ADH agonists treat central diabetes insipidus, which is ADH deficiency and results in elevated serum sodium levels.
We show a collecting duct in which water runs out without being reabsorbed via vasopressin receptors.
There are high urine volumes with low osmolality.
Central diabetes insipidus is often a consequence of head trauma; there's a loss of ADH production and release from the hypothalamus.
Note that nephrogenic diabetes insipidus has the same end-outcome, hypernatremia due to water loss, but it is secondary to a lack of response to ADH within the kidney, an important distinction because it means that supplementing with ADH won't solve the problem.

ADH Antagonists

SIADH (syndrome of inappropriate ADH secretion)

ADH antagonists treat SIADH (syndrome of inappropriate ADH secretion), ADH excess which results in low serum sodium levels.
We show a collecting duct in which there is excess water reabsorption.
There are low urine volumes with high urine osmolality.

ADH receptor agonists: desmopressin and vasopressin

ADH receptor agonists, such as desmopressin and vasopressin, are used to treat central diabetes insipidus.
They increase the number of aquaporins and decrease water excretion. Desmopressin has selective action at V2 receptors whereas vasopressin acts at all receptors (V1, V2, V3).
As a result they reduce urine volume and increase urine osmolality.
These drugs are also used to treat nocturnal polyuria (frequent urination during the night) and nocturnal enuresis (bedwetting), both of which can have serious impact on a patient's quality of life.
From a hematological perspective, they are also used to treat hemophilia A and Von Willebrand clotting disorders because they increase Factor VIII and Von Willebrand factor (review the clotting process and disorders at the link in our notes).
They can be administered via injection, IV infusion, orally, or in a nasal spray.

Side Effect: Hyponatremia

As we can imagine, a major potential side effect is hyponatremia, due to excessive water retention (urine reduction), so we need to watch patients for sudden drops in sodium levels, which can cause seizures.
Patients may also experience GI problems, headaches, and flushing.

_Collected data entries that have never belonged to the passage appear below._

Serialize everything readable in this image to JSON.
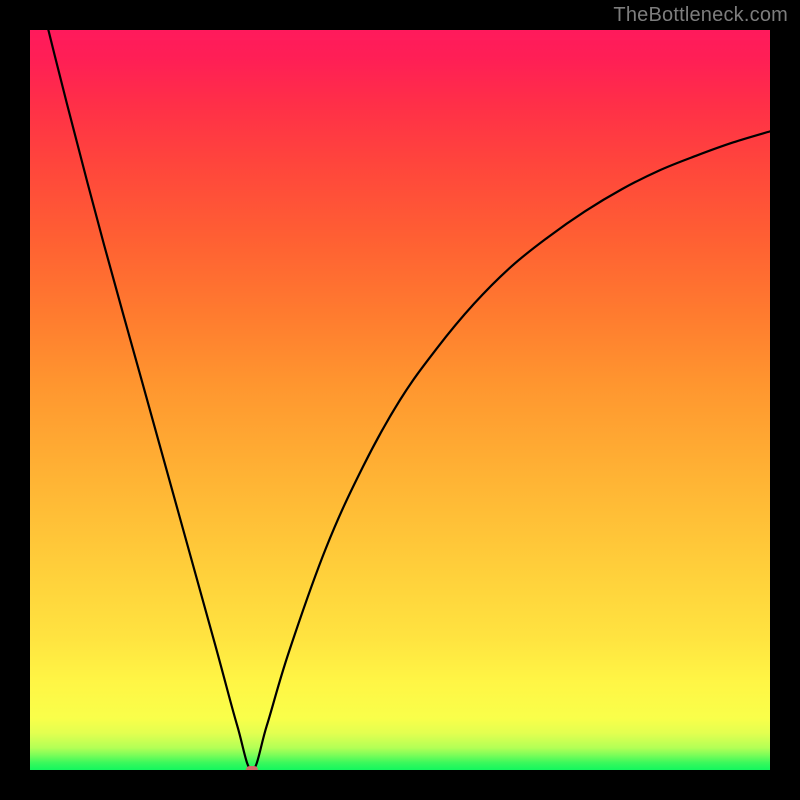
{
  "watermark": "TheBottleneck.com",
  "colors": {
    "frame": "#000000",
    "curve_stroke": "#000000",
    "dot": "#d06a6a",
    "gradient_top": "#ff1a5c",
    "gradient_bottom": "#13f75e"
  },
  "chart_data": {
    "type": "line",
    "title": "",
    "xlabel": "",
    "ylabel": "",
    "xlim": [
      0,
      100
    ],
    "ylim": [
      0,
      100
    ],
    "grid": false,
    "legend": false,
    "minimum_point": {
      "x": 30,
      "y": 0
    },
    "series": [
      {
        "name": "curve",
        "x": [
          0,
          5,
          10,
          15,
          20,
          25,
          28,
          30,
          32,
          35,
          40,
          45,
          50,
          55,
          60,
          65,
          70,
          75,
          80,
          85,
          90,
          95,
          100
        ],
        "y": [
          110,
          90,
          71,
          53,
          35,
          17,
          6,
          0,
          6,
          16,
          30,
          41,
          50,
          57,
          63,
          68,
          72,
          75.5,
          78.5,
          81,
          83,
          84.8,
          86.3
        ]
      }
    ],
    "background_gradient": {
      "orientation": "vertical",
      "stops": [
        {
          "pos": 0.0,
          "color": "#13f75e"
        },
        {
          "pos": 0.05,
          "color": "#e3ff50"
        },
        {
          "pos": 0.2,
          "color": "#ffe340"
        },
        {
          "pos": 0.5,
          "color": "#ff962f"
        },
        {
          "pos": 0.8,
          "color": "#ff453c"
        },
        {
          "pos": 1.0,
          "color": "#ff1a5c"
        }
      ]
    }
  }
}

ADH receptor antagonists: Conivaptan and Tolvaptan

ADH receptor antagonists, such as Conivaptan and Tolvaptan, are used to treat SIADH,
Conivaptan blocks ADH V1a and V2 receptors, which increases water excretion in the kidneys. Tolvaptan is far more selective for V2 receptors, with minimal action on V1a receptors.
As a result, they increase urine volume and reduce urine osmolality.

Side Effect: Hypernatremia

A major potential side effect is hypernatremia.
Overly rapid correction of hyponatremia can lead to central pontine myelinolysis (aka osmotic demyelination syndrome) with white matter injury to pontine and extra-pontine (outside of the pons) central nervous system structures.

An unfortunate consequence of this syndrome can be locked-in syndrome, which we discuss in detail elsewhere.